Bechdel Test Movie List

/bech·del test/ n.
1. It has to have at least two [named] women in it
2. Who talk to each other
3. About something besides a man

[[1]] The Lord of the Rings: The Two Towers (2002) [imdb]

This movie passed 1 of 3 tests. It was entered by sam on 2009-01-02 22:10:41.



sam said:
There are strong female characters whose actions affect the plot, but they don't interact with each other.
Message posted on 2009-01-02 22:10:41
Red disagreed with the rating and said:
Are children considered in this? If so, the character of Freda (little girl who rides with her brother from the Westfold to Edoras to sound the alarm) and Eowyn do technically talk, and it's not about a man either. They talk about where the little girl's mother is.
Message posted on 2011-03-07 19:34:23
Truan disagreed with the rating and said:
in addition to the above statement, the same girl talks to her mom about whether or not her brother is big enough to ride the horse.
Message posted on 2011-06-23 18:33:41
Erik disagreed with the rating and said:
but they are reunited in Helms Deep, and talking to echother! Freda "Mama!" Eowyn: "freda!".
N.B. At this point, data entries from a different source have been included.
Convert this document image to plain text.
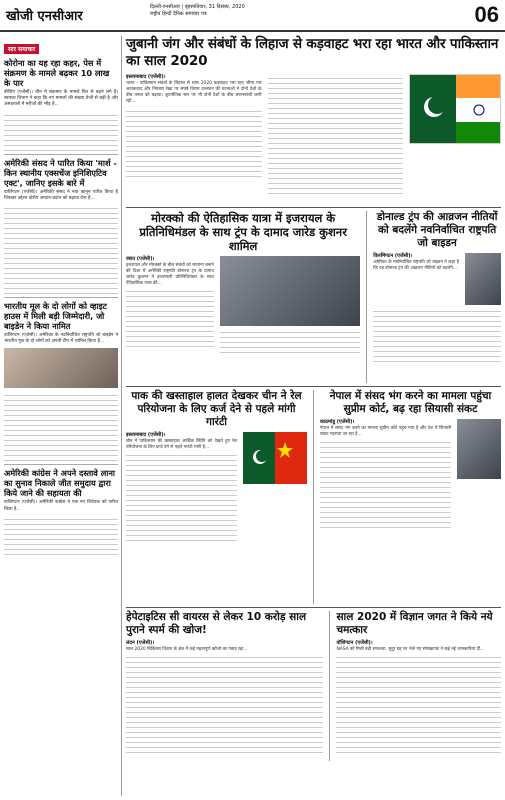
खोजी एनसीआर
दिल्ली-एनसीआर | बृहस्पतिवार, 31 दिसंबर, 2020
राष्ट्रीय हिन्दी दैनिक समाचार पत्र	06
सार समाचार
कोरोना का यह रहा कहर, पेस में संक्रमण के मामले बढ़कर 10 लाख के पार
बीजिंग (एजेंसी)। चीन में संक्रमण के मामले फिर से बढ़ने लगे हैं। स्वास्थ्य विभाग ने कहा कि नए मामलों की संख्या तेजी से बढ़ी है और अस्पतालों में मरीजों की भीड़ है...
अमेरिकी संसद ने पारित किया 'मार्श - किन स्थानीय एक्सचेंज इनिशिएटिव एक्ट', जानिए इसके बारे में
वाशिंगटन (एजेंसी)। अमेरिकी संसद ने नया कानून पारित किया है जिसका उद्देश्य क्षेत्रीय आदान-प्रदान को बढ़ावा देना है...
भारतीय मूल के दो लोगों को व्हाइट हाउस में मिली बड़ी जिम्मेदारी, जो बाइडेन ने किया नामित
वाशिंगटन (एजेंसी)। अमेरिका के नवनिर्वाचित राष्ट्रपति जो बाइडेन ने भारतीय मूल के दो लोगों को अपनी टीम में शामिल किया है...
अमेरिकी कांग्रेस ने अपने दस्तावे लाना का सुनाव निकाले जीत समुदाय द्वारा किये जाने की सहायता की
वाशिंगटन (एजेंसी)। अमेरिकी कांग्रेस ने एक नए विधेयक को पारित किया है...
जुबानी जंग और संबंधों के लिहाज से कड़वाहट भरा रहा भारत और पाकिस्तान का साल 2020
इस्लामाबाद (एजेंसी)।
भारत - पाकिस्तान संबंधों के लिहाज से साल 2020 कड़वाहट भरा रहा। सीमा पार आतंकवाद और नियंत्रण रेखा पर संघर्ष विराम उल्लंघन की घटनाओं ने दोनों देशों के बीच तनाव को बढ़ाया। कूटनीतिक स्तर पर भी दोनों देशों के बीच बयानबाजी जारी रही...
मोरक्को की ऐतिहासिक यात्रा में इजरायल के प्रतिनिधिमंडल के साथ ट्रंप के दामाद जारेड कुशनर शामिल
रबात (एजेंसी)।
इजरायल और मोरक्को के बीच संबंधों को सामान्य बनाने की दिशा में अमेरिकी राष्ट्रपति डोनाल्ड ट्रंप के दामाद जारेड कुशनर ने इजरायली प्रतिनिधिमंडल के साथ ऐतिहासिक यात्रा की...
डोनाल्ड ट्रंप की आव्रजन नीतियों को बदलेंगे नवनिर्वाचित राष्ट्रपति जो बाइडन
विलमिंगटन (एजेंसी)।
अमेरिका के नवनिर्वाचित राष्ट्रपति जो बाइडन ने कहा है कि वह डोनाल्ड ट्रंप की आव्रजन नीतियों को बदलेंगे...
पाक की खस्ताहाल हालत देखकर चीन ने रेल परियोजना के लिए कर्ज देने से पहले मांगी गारंटी
इस्लामाबाद (एजेंसी)।
चीन ने पाकिस्तान की खस्ताहाल आर्थिक स्थिति को देखते हुए रेल परियोजना के लिए कर्ज देने से पहले गारंटी मांगी है...
नेपाल में संसद भंग करने का मामला पहुंचा सुप्रीम कोर्ट, बढ़ रहा सियासी संकट
काठमांडू (एजेंसी)।
नेपाल में संसद भंग करने का मामला सुप्रीम कोर्ट पहुंच गया है और देश में सियासी संकट गहराता जा रहा है...
हेपेटाइटिस सी वायरस से लेकर 10 करोड़ साल पुराने स्पर्म की खोज!
लंदन (एजेंसी)।
साल 2020 चिकित्सा विज्ञान के क्षेत्र में कई महत्वपूर्ण खोजों का गवाह रहा...
साल 2020 में विज्ञान जगत ने किये नये चमत्कार
वॉशिंगटन (एजेंसी)।
NASA को मिली बड़ी सफलता, सुदूर ग्रह पर भेजे गए स्पेसक्राफ्ट ने कई नई जानकारियां दीं...
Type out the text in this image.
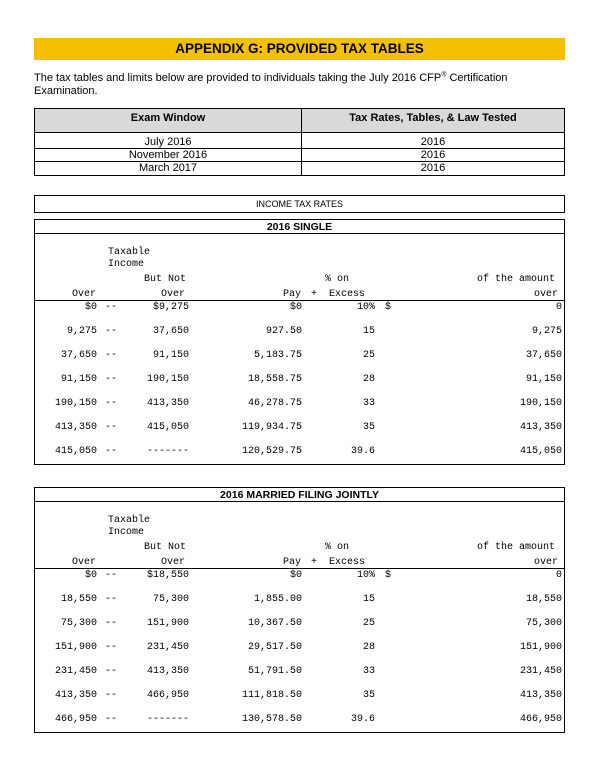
APPENDIX G: PROVIDED TAX TABLES
The tax tables and limits below are provided to individuals taking the July 2016 CFP® Certification Examination.
Exam Window	Tax Rates, Tables, & Law Tested
July 2016	2016
November 2016	2016
March 2017	2016
INCOME TAX RATES
2016 SINGLE
Taxable
Income
But Not	% on	of the amount
Over	Over	Pay + Excess	over
$0 --	$9,275	$0	10% $	0
9,275 --	37,650	927.50	15	9,275
37,650 --	91,150	5,183.75	25	37,650
91,150 --	190,150	18,558.75	28	91,150
190,150 --	413,350	46,278.75	33	190,150
413,350 --	415,050	119,934.75	35	413,350
415,050 --	-------	120,529.75	39.6	415,050
2016 MARRIED FILING JOINTLY
Taxable
Income
But Not	% on	of the amount
Over	Over	Pay + Excess	over
$0 --	$18,550	$0	10% $	0
18,550 --	75,300	1,855.00	15	18,550
75,300 --	151,900	10,367.50	25	75,300
151,900 --	231,450	29,517.50	28	151,900
231,450 --	413,350	51,791.50	33	231,450
413,350 --	466,950	111,818.50	35	413,350
466,950 --	-------	130,578.50	39.6	466,950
So this movie should get 3 of 3...
Message posted on 2011-08-23 11:26:29
Lizard said:
The mother doesn't have a name. Cosidering, that the story is located in a fully different world with a new language, history and everything, it is more than poor, that all the important characters are white men. The women are in my opinion only there for showing men's strong personality, feelings, etc.
Message posted on 2013-03-06 19:25:26
Josephus said:
While this is somewhat off-topic, Lizard's comment about the story being "more than poor" would carry a little more weight if Tolkien hadn't specifically written The Lord of the Rings as a sort of surrogate British national mythology (because he felt there was no purely British mythology). In mythic Britain, pretty much everyone is gonna be white...
Message posted on 2013-10-18 04:02:38
Mike said:
If you're going back to Tolkien, then you'll find even fewer roles for women or female figures in general. This, despite the fact that the history of Britain is replete with strong women. Perhaps Tolkien really meant to write a mythology for British men only.
Message posted on 2015-12-04 00:16:12
Candice Lombardi disagreed with the rating and said:
As Red said: Freda and Eowyn discuss where Freda's mother is.